= Jamillah James =

American curator (born 1980)

Jamillah James (born 1980) is an American curator. She is the Manilow Senior Curator at the Museum of Contemporary Art Chicago.

== Early life and education ==
James grew up in New Jersey. Her mother was a musician. Her early interest in music and film provided one way into the world of visual art. James attended Columbia College Chicago, where she was in the first class to study art history. She graduated in 2005. While in Chicago for college, James founded a DIY, live/work experimental music venue called Pink Section and later lived at the exhibition space Archer Ballroom, where she organized live music performances.

== Career ==
James was an independent curator and held curatorial fellowships at the Studio Museum in Harlem (2012-2014) and the Queens Museum (2010).

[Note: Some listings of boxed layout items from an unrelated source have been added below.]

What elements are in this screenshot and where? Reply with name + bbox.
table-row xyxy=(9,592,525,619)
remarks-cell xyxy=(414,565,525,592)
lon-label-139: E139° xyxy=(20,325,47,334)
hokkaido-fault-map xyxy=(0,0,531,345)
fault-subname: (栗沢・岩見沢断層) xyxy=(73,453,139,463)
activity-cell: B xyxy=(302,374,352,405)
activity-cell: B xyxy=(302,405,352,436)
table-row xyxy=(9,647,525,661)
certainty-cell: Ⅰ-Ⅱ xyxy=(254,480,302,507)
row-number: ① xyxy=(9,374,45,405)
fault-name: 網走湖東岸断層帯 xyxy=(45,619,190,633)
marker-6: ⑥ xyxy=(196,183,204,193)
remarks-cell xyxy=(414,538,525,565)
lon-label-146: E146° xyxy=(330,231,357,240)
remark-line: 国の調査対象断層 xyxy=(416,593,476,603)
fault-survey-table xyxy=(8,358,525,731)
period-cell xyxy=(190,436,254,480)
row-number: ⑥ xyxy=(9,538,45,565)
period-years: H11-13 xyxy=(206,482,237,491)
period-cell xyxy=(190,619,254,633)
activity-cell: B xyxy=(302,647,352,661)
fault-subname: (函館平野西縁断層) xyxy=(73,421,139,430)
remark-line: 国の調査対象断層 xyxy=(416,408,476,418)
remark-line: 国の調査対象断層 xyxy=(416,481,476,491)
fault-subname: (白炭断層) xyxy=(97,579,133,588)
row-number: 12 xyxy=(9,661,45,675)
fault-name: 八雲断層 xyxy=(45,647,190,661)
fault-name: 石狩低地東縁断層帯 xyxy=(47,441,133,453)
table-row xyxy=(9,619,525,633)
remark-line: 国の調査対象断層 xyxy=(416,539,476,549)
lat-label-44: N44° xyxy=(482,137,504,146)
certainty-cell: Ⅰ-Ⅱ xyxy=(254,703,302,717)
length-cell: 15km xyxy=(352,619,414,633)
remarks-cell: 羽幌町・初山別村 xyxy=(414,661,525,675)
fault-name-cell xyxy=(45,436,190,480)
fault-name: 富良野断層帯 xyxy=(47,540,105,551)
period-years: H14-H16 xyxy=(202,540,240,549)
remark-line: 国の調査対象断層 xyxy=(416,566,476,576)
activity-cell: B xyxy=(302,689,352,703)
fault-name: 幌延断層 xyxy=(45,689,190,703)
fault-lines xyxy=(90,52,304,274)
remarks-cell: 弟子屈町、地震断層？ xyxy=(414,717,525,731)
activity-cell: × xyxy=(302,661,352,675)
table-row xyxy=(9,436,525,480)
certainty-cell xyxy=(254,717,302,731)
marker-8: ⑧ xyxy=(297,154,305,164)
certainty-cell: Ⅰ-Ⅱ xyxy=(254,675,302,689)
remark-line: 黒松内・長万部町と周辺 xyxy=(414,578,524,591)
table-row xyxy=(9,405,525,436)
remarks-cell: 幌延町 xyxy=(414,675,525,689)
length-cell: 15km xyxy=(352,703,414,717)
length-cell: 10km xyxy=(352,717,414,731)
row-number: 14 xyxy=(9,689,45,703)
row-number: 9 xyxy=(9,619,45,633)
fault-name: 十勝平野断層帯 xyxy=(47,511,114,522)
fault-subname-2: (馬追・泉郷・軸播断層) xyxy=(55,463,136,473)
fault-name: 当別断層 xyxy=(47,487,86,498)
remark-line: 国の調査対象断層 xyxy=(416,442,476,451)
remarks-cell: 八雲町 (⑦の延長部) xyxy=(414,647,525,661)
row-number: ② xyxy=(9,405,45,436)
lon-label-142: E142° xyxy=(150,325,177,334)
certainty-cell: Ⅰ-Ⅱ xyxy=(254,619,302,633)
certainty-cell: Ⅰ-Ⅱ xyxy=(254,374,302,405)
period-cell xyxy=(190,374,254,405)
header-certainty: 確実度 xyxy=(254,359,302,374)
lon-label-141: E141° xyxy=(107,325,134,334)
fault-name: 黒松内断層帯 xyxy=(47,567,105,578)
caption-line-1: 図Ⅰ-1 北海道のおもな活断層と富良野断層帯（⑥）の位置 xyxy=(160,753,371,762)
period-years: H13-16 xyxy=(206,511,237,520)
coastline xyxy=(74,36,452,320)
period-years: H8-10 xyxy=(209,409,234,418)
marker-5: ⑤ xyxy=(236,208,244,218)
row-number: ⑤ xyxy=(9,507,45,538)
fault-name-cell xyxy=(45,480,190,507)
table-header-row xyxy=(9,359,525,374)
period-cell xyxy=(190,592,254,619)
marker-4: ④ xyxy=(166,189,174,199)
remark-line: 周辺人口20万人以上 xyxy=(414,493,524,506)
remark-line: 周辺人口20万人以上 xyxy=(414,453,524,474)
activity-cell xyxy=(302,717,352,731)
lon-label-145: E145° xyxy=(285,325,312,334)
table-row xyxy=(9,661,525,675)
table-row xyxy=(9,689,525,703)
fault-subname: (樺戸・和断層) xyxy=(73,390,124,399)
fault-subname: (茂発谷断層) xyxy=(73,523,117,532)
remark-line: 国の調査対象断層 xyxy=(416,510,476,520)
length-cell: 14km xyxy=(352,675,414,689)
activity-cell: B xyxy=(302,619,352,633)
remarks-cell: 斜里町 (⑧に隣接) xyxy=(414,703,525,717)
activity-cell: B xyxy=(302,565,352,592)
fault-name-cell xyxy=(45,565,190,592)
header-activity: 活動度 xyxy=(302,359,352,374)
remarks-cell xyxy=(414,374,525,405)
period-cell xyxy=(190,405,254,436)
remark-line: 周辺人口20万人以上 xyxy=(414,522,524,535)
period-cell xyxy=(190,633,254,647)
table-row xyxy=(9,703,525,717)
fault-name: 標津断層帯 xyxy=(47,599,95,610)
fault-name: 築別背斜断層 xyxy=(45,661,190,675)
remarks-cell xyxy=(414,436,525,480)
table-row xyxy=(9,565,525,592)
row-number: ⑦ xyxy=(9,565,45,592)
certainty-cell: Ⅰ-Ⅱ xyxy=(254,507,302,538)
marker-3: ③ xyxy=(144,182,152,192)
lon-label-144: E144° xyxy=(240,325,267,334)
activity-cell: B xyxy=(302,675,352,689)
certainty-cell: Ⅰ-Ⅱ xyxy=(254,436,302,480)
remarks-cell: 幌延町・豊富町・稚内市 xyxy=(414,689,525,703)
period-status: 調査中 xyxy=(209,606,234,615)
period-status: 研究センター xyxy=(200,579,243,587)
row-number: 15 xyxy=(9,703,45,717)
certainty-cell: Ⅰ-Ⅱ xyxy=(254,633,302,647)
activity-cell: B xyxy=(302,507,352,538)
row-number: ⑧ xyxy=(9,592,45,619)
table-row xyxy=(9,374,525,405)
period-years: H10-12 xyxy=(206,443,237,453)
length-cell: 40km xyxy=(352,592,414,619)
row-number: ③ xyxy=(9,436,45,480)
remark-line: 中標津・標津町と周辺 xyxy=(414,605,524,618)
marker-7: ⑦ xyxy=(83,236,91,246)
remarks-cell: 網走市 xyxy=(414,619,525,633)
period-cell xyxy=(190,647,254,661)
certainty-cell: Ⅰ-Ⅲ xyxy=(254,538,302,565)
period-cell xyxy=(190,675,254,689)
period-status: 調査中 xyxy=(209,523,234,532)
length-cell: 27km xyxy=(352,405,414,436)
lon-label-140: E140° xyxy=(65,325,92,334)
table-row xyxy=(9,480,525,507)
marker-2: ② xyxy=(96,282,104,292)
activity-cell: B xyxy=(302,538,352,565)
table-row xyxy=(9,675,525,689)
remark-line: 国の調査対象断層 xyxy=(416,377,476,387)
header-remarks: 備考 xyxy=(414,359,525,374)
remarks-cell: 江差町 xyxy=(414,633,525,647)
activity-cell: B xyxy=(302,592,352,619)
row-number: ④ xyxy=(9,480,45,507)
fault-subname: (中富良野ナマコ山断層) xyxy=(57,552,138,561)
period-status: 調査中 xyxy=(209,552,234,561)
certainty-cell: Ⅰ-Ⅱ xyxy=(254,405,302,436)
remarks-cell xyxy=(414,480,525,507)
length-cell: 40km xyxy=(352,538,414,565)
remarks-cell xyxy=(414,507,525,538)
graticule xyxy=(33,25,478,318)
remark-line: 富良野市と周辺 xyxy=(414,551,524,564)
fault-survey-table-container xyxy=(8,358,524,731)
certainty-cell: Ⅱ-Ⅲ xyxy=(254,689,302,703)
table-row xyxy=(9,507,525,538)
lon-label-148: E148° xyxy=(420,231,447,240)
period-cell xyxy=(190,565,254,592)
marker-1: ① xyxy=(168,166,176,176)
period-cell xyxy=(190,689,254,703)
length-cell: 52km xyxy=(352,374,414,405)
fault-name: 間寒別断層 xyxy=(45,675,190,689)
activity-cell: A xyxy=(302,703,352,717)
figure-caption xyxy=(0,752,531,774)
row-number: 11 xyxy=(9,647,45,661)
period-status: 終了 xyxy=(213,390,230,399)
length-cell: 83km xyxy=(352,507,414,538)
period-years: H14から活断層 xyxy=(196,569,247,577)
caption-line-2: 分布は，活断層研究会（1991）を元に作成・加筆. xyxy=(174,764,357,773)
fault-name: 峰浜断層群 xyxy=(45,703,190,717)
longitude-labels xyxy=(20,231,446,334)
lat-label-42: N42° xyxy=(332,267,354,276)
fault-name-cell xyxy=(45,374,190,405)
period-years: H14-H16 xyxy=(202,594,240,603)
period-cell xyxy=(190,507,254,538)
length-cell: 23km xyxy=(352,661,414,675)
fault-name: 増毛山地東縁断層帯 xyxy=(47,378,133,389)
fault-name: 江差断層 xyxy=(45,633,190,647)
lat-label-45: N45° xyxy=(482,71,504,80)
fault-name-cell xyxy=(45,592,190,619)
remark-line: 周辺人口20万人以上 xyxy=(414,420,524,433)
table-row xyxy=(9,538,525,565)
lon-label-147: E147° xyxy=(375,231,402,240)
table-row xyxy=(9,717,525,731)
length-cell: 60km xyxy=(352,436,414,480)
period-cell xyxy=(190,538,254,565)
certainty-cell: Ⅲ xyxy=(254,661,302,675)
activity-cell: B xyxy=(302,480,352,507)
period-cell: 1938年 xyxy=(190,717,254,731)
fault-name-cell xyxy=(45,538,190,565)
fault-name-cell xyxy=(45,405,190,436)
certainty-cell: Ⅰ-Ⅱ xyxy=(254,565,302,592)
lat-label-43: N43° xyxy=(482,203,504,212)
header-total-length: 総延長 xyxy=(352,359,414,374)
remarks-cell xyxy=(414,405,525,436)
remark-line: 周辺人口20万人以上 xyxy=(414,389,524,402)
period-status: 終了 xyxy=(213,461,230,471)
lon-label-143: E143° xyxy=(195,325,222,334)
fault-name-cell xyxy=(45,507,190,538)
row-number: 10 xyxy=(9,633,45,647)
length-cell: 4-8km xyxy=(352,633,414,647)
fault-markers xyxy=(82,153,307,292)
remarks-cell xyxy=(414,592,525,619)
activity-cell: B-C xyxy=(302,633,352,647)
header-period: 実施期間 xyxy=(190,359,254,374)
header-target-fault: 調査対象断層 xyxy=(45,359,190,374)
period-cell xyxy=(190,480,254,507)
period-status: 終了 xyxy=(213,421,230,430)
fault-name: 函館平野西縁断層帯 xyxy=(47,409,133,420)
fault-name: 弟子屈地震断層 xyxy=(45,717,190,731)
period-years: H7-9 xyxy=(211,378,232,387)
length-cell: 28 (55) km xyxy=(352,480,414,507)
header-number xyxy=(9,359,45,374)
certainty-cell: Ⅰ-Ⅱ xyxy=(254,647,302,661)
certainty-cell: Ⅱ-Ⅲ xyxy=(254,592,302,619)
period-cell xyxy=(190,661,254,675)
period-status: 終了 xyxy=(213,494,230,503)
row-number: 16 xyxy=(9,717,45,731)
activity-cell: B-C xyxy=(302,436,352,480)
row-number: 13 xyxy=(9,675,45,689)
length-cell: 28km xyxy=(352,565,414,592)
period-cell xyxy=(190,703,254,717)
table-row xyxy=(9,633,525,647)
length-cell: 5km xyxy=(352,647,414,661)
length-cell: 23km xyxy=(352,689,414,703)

James was Assistant Curator at the Hammer Museum. At the Hammer Museum she organized shows by Alex Da Corte, Simone Leigh, and Charles Gaines. She also curated Njideka Akunyili Crosby's first solo museum exhibition, and would later present Crosby at Art + Practice, a space founded by artist Mark Bradford.

In 2016, James was named curator at the Institute of Contemporary Art, Los Angeles. Upon her arrival she noted her plans to present a mixture of Los Angeles artists and international artists, and later described her goal of harnessing creative energy as a path to address a "turbulent political climate". For ICA LA James curated exhibitions featuring Sarah Cain, Harold Mendez, Nayland Blake, B. Wurtz, Sara Cwynar, Lucas Blalock, and Rebecca Morris. She also presented traveling exhibitions of Ree Morton, Patty Chang, and Nina Chanel Abney.

In 2018, James and Margot Norton were announced as curators of the New Museum's 2021 Triennial.

In 2021, she was appointed the Manilow Senior Curator at the Museum of Contemporary Art Chicago, and began her role in early 2022. During her tenure, she has organized the major group exhibition The Living End: Painting and Other Technologies, 1970-2020, and presented exhibitions of Faith Ringgold, Rebecca Morris, and Yoko Ono.

== Other activities ==
In 2019, James served on the jury that chose Kandis Williams for the Hammer Museum's $100,000 Mohn Award.

== Awards and honors ==
In 2018, James received a fellowship from the VIA Art Foundation. In 2021, James was awarded the Ellsworth Kelly Award from the Foundation for Contemporary Arts.; the Noah Davis Prize from the Underground Museum; and a curatorial fellowship from the Andy Warhol Foundation for the Visual Arts.